In search of better borbor, an eatery gives stylish twist to the humble snack

13 May 2014  2129 | Cambodia Travel News

Under the Khmer Rouge, most Cambodians subsisted almost entirely on a diet of borbor. Day after day, the regime’s communal kitchens would serve up a thin, watery version of the rice porridge. Amidst chronic rice shortages, it was used as a way of stretching a tiny portion of rice amongst many more people than is really reasonable.

Since the fall of Democratic Kampuchea, a heartier version of the dish has continued to be a popular, commonly served with a little meat – shredded chicken, congealed blood, pork bits or pig intestine – fried onion, a squeeze of lime and dab of chili. Eaten any time of the day, it’s often described as “comfort food”.

A cheap, humble snack, borbor can be found served in Styrofoam bowls from street carts or market stalls, for only 1,000 or 2,000 riel per bowl, and on the menus of some restaurants.

Now a couple of young Cambodian entrepreneurs are hoping to popularise borbor among the country’s youth and elevate it to the status of national dish.

Saren Tith Tola and Chhan Virak’s new restaurant Khmer Resto, which opened last week near the Chinese Embassy, is the first Phnom Penh restaurant serving Cambodian-style rice porridge as its main dish.

“Everyone knows prahok when they talk about Khmer food or Khmer restaurants, but we want them to know more Khmer food,” said Virak.

According to Virak there are other restaurants in Cambodia that serve “Chinese style” rice porridge, or congee, but Khmer Resto is the only one that selling the Cambodian variety.

He said Cambodian borbor was cooked from a pork or chicken stock base instead of having the meat added later.

“Our porridge is the creative porridge which we already cook for our family and friend to taste,” he said.

When my friends and I arrived for a taste test one afternoon this week, we realised the place was definitely no Brown Coffee.

While some effort has gone into the decor of the open-fronted restaurant, which has rattan ball lamp shades that match half the roof, there wasn’t a lot to distinguish it from any other Cambodian restaurant.

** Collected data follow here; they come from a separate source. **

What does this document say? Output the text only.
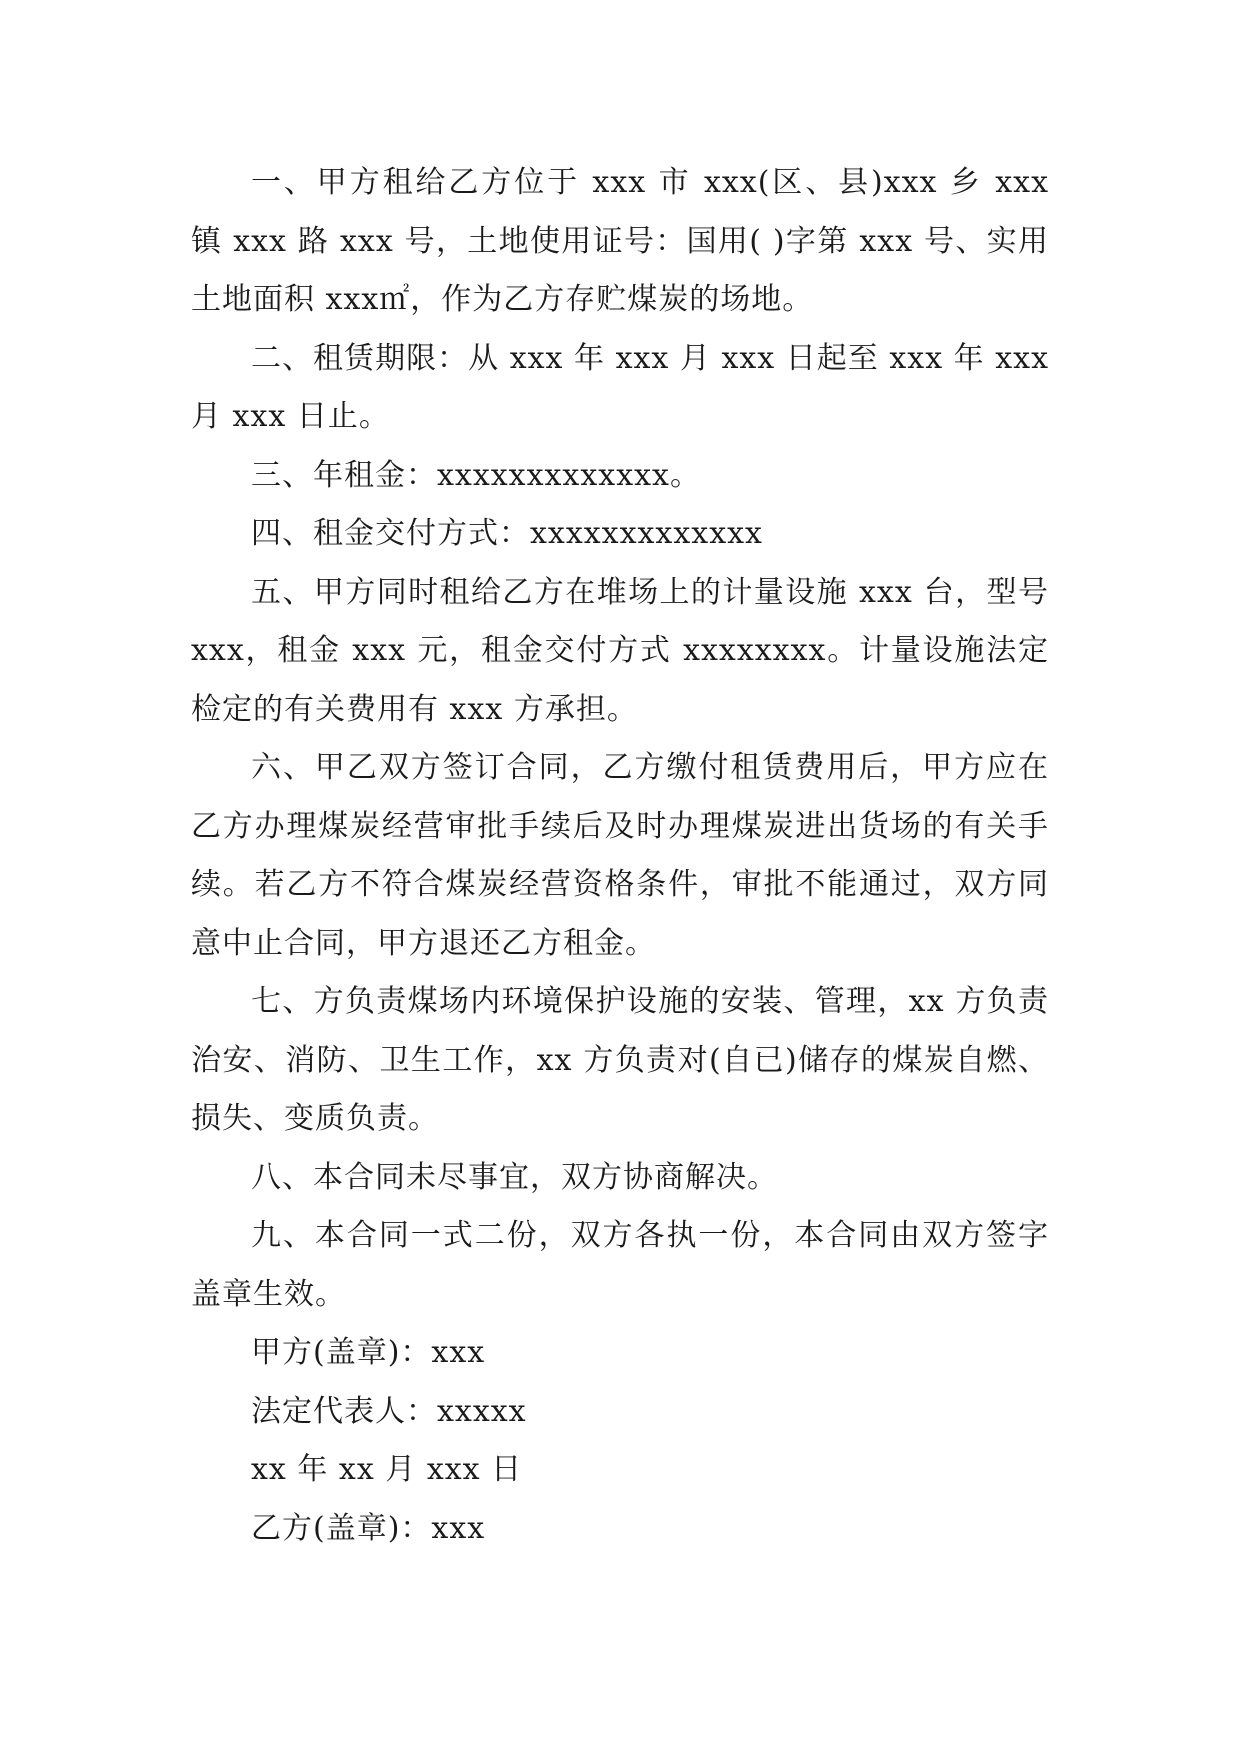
一、甲方租给乙方位于 xxx 市 xxx(区、县)xxx 乡 xxx 镇 xxx 路 xxx 号，土地使用证号：国用( )字第 xxx 号、实用土地面积 xxx㎡，作为乙方存贮煤炭的场地。

二、租赁期限：从 xxx 年 xxx 月 xxx 日起至 xxx 年 xxx 月 xxx 日止。

三、年租金：xxxxxxxxxxxxx。

四、租金交付方式：xxxxxxxxxxxxx

五、甲方同时租给乙方在堆场上的计量设施 xxx 台，型号 xxx，租金 xxx 元，租金交付方式 xxxxxxxx。计量设施法定检定的有关费用有 xxx 方承担。

六、甲乙双方签订合同，乙方缴付租赁费用后，甲方应在乙方办理煤炭经营审批手续后及时办理煤炭进出货场的有关手续。若乙方不符合煤炭经营资格条件，审批不能通过，双方同意中止合同，甲方退还乙方租金。

七、方负责煤场内环境保护设施的安装、管理，xx 方负责治安、消防、卫生工作，xx 方负责对(自已)储存的煤炭自燃、损失、变质负责。

八、本合同未尽事宜，双方协商解决。

九、本合同一式二份，双方各执一份，本合同由双方签字盖章生效。

甲方(盖章)：xxx

法定代表人：xxxxx

xx 年 xx 月 xxx 日

乙方(盖章)：xxx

The staff – who seemed a little surprised to see us – were friendly enough though and one of them even spoke a little English and was able to explain the menu.

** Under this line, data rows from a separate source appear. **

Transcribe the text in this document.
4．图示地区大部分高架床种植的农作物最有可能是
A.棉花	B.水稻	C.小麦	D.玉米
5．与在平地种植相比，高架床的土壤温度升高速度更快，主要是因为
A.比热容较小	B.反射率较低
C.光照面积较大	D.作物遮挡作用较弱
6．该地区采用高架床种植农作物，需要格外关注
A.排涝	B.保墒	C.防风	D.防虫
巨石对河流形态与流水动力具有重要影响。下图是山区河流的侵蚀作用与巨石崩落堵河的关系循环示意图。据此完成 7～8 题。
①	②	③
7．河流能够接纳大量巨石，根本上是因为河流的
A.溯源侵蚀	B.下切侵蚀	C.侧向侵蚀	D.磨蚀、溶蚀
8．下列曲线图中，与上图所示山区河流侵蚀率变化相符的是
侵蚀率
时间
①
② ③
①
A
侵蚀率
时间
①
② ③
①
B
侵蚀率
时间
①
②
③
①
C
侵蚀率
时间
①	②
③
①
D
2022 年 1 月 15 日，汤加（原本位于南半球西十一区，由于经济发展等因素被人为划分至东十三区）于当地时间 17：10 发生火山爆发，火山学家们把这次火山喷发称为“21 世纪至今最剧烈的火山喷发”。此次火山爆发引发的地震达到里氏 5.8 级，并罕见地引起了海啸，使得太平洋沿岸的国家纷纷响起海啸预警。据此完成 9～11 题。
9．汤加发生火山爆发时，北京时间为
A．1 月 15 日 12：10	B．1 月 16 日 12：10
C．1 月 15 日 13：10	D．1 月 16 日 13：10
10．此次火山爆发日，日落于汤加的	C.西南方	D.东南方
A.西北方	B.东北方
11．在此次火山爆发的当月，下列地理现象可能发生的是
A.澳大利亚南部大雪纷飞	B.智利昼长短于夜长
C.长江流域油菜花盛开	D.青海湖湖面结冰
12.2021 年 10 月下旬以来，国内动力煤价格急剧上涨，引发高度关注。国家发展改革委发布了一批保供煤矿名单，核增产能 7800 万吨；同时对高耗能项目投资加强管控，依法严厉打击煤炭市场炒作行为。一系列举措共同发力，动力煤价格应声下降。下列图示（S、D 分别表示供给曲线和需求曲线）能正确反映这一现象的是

I always say restaurants should stick to offering a few dishes and do them well. But Khmer Resto seems to have taken this ethos to an extreme.

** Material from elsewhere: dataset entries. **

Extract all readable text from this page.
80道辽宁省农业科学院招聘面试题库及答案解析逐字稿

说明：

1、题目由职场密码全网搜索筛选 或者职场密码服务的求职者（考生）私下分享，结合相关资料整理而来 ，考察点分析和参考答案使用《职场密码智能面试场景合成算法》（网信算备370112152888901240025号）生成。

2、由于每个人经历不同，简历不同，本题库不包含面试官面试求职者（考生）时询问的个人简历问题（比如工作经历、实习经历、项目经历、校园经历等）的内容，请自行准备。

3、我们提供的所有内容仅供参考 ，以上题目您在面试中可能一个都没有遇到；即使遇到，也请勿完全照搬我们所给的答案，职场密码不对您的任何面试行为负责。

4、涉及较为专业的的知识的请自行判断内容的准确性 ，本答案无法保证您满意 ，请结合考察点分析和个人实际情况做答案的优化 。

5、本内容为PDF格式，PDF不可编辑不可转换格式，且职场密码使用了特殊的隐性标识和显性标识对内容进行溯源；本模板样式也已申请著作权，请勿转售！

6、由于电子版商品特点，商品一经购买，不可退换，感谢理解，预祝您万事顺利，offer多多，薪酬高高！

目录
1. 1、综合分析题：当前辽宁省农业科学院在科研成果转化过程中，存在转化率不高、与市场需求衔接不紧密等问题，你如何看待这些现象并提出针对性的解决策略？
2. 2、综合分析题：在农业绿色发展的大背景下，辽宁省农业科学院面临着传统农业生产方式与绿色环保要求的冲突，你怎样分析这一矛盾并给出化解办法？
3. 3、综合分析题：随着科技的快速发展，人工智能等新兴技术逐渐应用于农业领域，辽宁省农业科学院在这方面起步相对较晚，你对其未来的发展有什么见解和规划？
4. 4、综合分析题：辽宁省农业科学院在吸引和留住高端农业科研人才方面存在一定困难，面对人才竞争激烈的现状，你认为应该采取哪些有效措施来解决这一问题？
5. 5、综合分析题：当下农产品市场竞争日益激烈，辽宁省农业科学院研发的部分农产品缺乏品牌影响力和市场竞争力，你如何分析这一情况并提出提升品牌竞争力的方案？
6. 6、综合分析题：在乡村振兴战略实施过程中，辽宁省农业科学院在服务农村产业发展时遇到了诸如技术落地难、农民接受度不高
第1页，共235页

The restaurant only has four options: borbor served with minced pork ($2), prawns ($2.50), luncheon meat ($2) or the “special” which has all three along with sliced pork and mushrooms ($3). The drinks selection was limited to water and Coke.

After a short wait, one of the staff brought out our borbor in thick white bowls accompanied by condiments, bean sprouts and a sheet of crisp, deep fried rice paper. Each had half a hard-boiled egg, some fried scallions and a piece of deep fried rice paper to go with it.

It was a novel experience sitting down at a real restaurant eating borbor with a metal spoon out of a nice thick white bowl rather than with plastics. The servings were much larger than those from the street carts and I liked not to having to skirt around little bits of pork intestine and liver.

The additions were acceptable. The pork slices were cooked well enough, the minced pork was seasoned nicely and the luncheon meat surprisingly flavoursome. But my prawns didn’t taste as fresh as I’d like and I ended up putting them aside.

The borbor itself didn’t seem exceptional. The texture was smooth and creamy but didn’t taste of much and benefitted greatly from the addition of a dose of chili.

If you’re a borbor fan, definitely check Khmer Resto out – a real aficionado might be able to more fully appreciate the difference between the borbor there and the stuff you get normally.

I also recommend the place to any foreigners keen to try the dish but put off by the diced entrails and congealed blood that normally accompany it at street stalls. It seems a much safer option in regards to hygiene too.

And you’ve got to admire the restaurant’s owners for trying to do something a bit different. Time will tell whether it will catch on.